The nature and severity of subsequent late effects also influences life expectancy.
Reductions in life expectancy depend on:
• How timely the cancer diagnosis was,
• What the initial treatment was, and
• The appropriateness of the treatment received.

MYTH
Childhood cancer survivors are cured. Survivors no longer need continuing, follow up care.

FACTS
Continuing follow up care remains important for survivors.
They are at higher risk for secondary cancers, or chronic health conditions related to their initial cancer treatment.
Vigilance and regular monitoring are critical for early identification and treatment of any health challenge, or impairment.

MYTH
Childhood cancer survivors will have a miserable, sad and dismal future.
They can’t ever have a normal life.

FACTS
There’s life and a future after cancer.
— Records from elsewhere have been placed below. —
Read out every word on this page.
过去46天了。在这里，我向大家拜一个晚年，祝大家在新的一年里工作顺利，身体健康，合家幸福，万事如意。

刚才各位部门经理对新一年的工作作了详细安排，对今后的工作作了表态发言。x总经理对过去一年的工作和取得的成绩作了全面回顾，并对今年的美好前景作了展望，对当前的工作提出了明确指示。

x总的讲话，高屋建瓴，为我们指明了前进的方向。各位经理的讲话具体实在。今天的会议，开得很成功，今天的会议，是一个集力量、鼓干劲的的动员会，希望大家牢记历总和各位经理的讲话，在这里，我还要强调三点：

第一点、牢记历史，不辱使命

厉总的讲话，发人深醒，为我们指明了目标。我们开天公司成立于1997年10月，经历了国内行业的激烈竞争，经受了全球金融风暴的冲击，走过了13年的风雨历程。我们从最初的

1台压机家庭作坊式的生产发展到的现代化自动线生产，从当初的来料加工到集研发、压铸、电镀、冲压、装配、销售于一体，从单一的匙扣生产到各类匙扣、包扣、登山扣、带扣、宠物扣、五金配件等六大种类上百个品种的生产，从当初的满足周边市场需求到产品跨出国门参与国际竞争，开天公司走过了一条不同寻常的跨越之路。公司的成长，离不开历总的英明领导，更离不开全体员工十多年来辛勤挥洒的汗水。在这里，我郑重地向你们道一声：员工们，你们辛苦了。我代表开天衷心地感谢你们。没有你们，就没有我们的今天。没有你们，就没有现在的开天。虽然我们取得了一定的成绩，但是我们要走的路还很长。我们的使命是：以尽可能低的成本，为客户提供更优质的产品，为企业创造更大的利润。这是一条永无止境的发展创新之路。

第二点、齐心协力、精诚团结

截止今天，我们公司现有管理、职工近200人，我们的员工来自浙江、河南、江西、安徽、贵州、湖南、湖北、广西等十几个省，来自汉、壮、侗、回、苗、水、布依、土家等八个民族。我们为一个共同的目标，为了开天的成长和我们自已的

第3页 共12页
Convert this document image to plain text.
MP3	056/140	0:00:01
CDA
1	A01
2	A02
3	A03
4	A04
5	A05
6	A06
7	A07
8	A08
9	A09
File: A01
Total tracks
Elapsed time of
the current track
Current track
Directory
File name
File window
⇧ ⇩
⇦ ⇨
There’s a ‘new normal’ after surviving childhood cancer.
Most survivors are able to return to school and regular activities after treatment.
Survivors can effectively reintegrate with family, friends and their communities.
Their adjustment to life after cancer becomes much easier, more fulfilling and happier, with a circle of supportive care from family members, teachers, carers, peers, friends, neighbors and the community at large.

MYTH
Survivors do poorly in school and employment.

FACTS
There are survivors who may have cognitive and learning disabilities, but this is not true for everyone.   Most survivors are high performing achievers who do very well in their education and career.

MYTH
It’s better if children and adolescents with cancer aren’t told they have cancer.

FACTS
They need to be informed. There’s age appropriate information which can be shared with them to help them understand their condition.
This is especially crucial for teens and young adults.  They need to feel empowered and able to take charge of their own health and well-being.

MYTH
Childhood Cancer Survivors will always carry the stigma of cancer in their adult life. They’ll always be discriminated against in society and in marriage and employment.

FACTS
In most countries, survivors are looked up to and viewed as heroes and warriors who courageously overcame cancer.
They’re viewed positively and seen as living proof that childhood cancer can be conquered.
In countries where discrimination and stigma still exists, survivors and their supporters need to stand up, speak out and challenge the stigma; share their stories and show the reality of their new lives. Education, information and real life stories are powerful tools to break stigma and eliminate discrimination.